The seminar with Professor Peter Higgins of Edinburgh University, Scotland, was held on February 4th 2011 in Omote-sando, Tokyo, regarding the significance and the challenges of outdoor and environmental education.
36 people, mainly the outdoor and environmental educators, gathered at Global Environmental Outreach Centre (GEOC) on February 4th, 2011, for the seminar with Professor Peter Higgins.
Prof. Higgins suggested that outdoor/experiential education influences emotional growth and health for many of us. He emphasized that outdoor education in modern days has to consider social and economic structure of global society.
He pointed out that all educators should teach that various concepts are closely linked and the world today is very complex.
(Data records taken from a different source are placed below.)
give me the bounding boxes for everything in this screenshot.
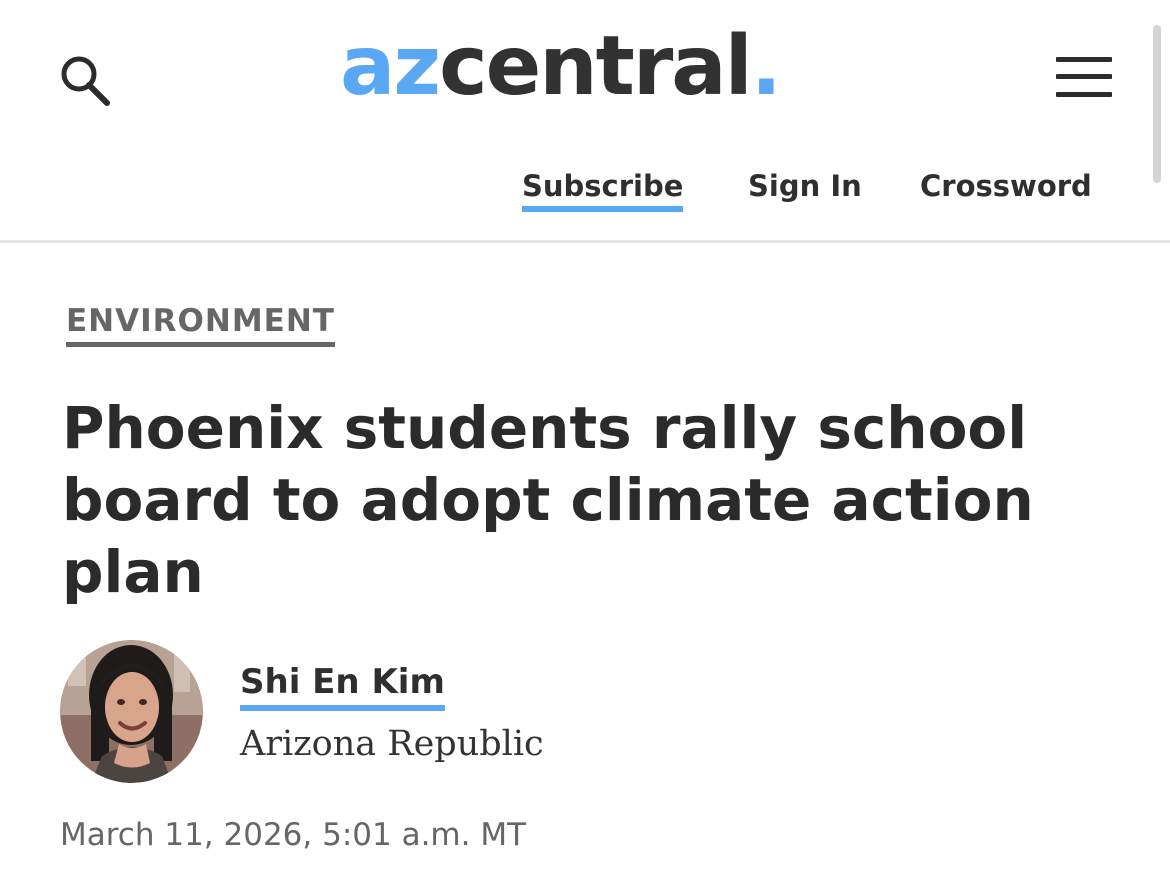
- sign-in-link[interactable]: Sign In: [748, 168, 862, 204]
- hamburger-menu-icon: [1056, 92, 1112, 97]
- search-icon: [61, 56, 110, 106]
- header-nav: Subscribe Sign In Crossword: [0, 168, 1170, 218]
- published-timestamp: March 11, 2026, 5:01 a.m. MT: [60, 817, 527, 853]
- subscribe-link[interactable]: Subscribe: [522, 168, 684, 212]
- publication-name: Arizona Republic: [240, 724, 544, 764]
- article-headline: Phoenix students rally school board to a…: [62, 394, 1034, 606]
- logo-dot: .: [750, 19, 782, 114]
- header-divider: [0, 240, 1170, 243]
- site-logo[interactable]: az central .: [340, 19, 782, 131]
- menu-button[interactable]: [1056, 55, 1116, 103]
- crossword-link[interactable]: Crossword: [920, 168, 1092, 204]
- author-avatar[interactable]: [60, 640, 203, 783]
- author-byline: Shi En Kim Arizona Republic: [60, 640, 760, 790]
- search-button[interactable]: [58, 54, 112, 108]
- section-label[interactable]: ENVIRONMENT: [66, 302, 335, 347]
- author-name-link[interactable]: Shi En Kim: [240, 662, 445, 711]
- logo-prefix: az: [340, 19, 441, 114]
- vertical-scrollbar[interactable]: [1153, 25, 1161, 183]
- logo-main: central: [439, 19, 753, 114]
- author-photo-icon: [60, 640, 203, 783]
- site-header: az central . Subscribe Sign In Crossword: [0, 0, 1170, 243]
- hamburger-menu-icon: [1056, 74, 1112, 79]
- page: az central . Subscribe Sign In Crossword…: [0, 0, 1170, 892]
- hamburger-menu-icon: [1056, 57, 1112, 62]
Learning to respond for a change and hope for the future is needed, as well as the consequences of our actions.
Having reported the educational policy changes and the recent trend around outdoor education in Great Britain, he introduced the practical examples from Scotland, which have shifted its focus from school-based to more local and outdoor elements oriented.
Mr. Ono who is in charge of promoting the experiential activities at the Ministry of Education, Culture, Sports, Science and Technology summarized the trend among Japanese young people today linked to experiences in general. He suggested that the participation rate of elementary school students in outdoor activities are declining year by year. For example, in recent 10 years children who have swum in the sea and the river has decreased rapidly from 30 % to 10 %.
A discussion with the participants followed the two talks by Prof. Higgins and Mr. Ono. Issues raised included the necessity for a outdoor learning training course for teachers, how to secure the financial resources for outdoor education, the importance of outdoor experiences for parents, how to train the leaders of outdoor education, etc.
Prof. Higgins emphasized the importance of research to prove the educational effect of childrens play and the necessity of outdoor experiences for parents. Finally he commented on the significance of accumulation of study results to further improve outdoor education.